Rust has more than tripled the size of its community over the past two years and currently has 3.7M users, of which 0.6M joined in the last six months alone. Rust has overtaken Objective C in the last six months and is the 11th most popular language in our survey. Rust has seen increased adoption in IoT, games, and desktop development, where it is desired for its potential to build fast and scalable applications. Rust was designed to handle high levels of concurrency and parallelism. Thus it can handle increasing amounts of work or data without sacrificing performance. Furthermore, Rust has built a loyal community of developers who care about memory safety and security.

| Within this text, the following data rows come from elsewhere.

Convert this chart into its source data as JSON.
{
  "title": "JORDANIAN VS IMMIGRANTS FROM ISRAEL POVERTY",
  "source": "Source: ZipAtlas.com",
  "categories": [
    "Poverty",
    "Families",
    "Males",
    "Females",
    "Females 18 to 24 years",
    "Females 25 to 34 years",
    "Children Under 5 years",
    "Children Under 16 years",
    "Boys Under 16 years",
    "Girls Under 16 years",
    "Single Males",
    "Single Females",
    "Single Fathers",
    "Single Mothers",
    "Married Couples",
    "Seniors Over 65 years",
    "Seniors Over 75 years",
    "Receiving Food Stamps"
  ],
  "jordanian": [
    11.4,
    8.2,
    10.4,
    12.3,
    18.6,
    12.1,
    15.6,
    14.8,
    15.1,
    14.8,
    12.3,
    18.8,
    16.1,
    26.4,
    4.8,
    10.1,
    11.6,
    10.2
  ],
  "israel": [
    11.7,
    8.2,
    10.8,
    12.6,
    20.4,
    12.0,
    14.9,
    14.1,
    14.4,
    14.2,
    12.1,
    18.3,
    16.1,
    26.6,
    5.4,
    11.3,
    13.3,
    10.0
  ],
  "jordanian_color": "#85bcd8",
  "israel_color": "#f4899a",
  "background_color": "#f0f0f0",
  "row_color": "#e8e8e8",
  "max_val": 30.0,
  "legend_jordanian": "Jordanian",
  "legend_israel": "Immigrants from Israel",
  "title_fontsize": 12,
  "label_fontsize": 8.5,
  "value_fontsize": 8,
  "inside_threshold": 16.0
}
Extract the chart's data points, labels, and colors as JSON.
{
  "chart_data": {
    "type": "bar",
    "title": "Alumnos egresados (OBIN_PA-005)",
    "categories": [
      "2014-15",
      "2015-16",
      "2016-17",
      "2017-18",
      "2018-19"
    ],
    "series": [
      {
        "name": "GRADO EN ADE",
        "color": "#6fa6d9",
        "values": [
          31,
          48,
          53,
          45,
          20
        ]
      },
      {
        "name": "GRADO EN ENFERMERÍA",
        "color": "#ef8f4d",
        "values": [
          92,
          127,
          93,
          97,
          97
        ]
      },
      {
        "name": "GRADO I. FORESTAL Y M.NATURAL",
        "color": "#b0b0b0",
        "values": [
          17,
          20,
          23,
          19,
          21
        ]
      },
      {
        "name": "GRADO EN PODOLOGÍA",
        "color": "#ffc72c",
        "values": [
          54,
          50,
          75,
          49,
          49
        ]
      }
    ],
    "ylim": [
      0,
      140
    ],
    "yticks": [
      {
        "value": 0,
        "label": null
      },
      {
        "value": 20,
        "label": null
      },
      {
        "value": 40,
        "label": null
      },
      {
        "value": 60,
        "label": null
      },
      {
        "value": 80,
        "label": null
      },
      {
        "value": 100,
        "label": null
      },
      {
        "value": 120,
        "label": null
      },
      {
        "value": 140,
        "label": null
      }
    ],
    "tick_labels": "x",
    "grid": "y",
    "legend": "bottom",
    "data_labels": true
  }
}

Swift currently counts 5.1M developers, adding more than 1.6M net new developers over the past year. This growth continues to stem from Apple making Swift the default programming language across the Apple ecosystem, which has the effect of phasing out the use of Objective C. Despite this, Objective C has also shown strong growth, adding 1.0M developers in the last year alone, resulting in a community of 3.4M developers. This is primarily through its use among IoT developers, who are increasingly turning to it for their on-device code, as well as a growing number of AR/VR developers. Nonetheless, Objective C has fallen behind Rust, whose more modern approach may be more appealing to developers.​

Go and Ruby represent two of the smaller language communities that are important in backend development, but Go has seen substantially more growth over the last two years. Go’s developer community has more than doubled in the last two years, adding 2.3M new developers to its population, which stands at 4.7M developers. Similarly, Ruby has added 1.0M users to its community of 3.0M developers, showing impressive growth but trailing further behind Go. 

“Lua has added almost 1M developers to its community in the past year”

In the past six months, Lua has overtaken Dart to become the 14th most popular programming language. Lua has shown massive growth over the past year, going from 1.4M developers in Q1 2022 to 2.3M in Q3 2023. Lua is an alternative scripting solution for low-level languages, such as C and C++, and has seen more developers in IoT, games, and AR/VR picking it up. This could mark the beginning of Lua’s momentum and see it become increasingly popular, especially as the IoT and AR/VR spaces continue to grow. Dart has seen steady but slow growth over the past two years, predominantly due to the Flutter framework in mobile development filling a useful niche. However, with 13% of mobile developers currently working in Dart, a decrease from 15% in Q1 2022 may see Dart’s growth remain low, and its place within mobile development remain a minority language.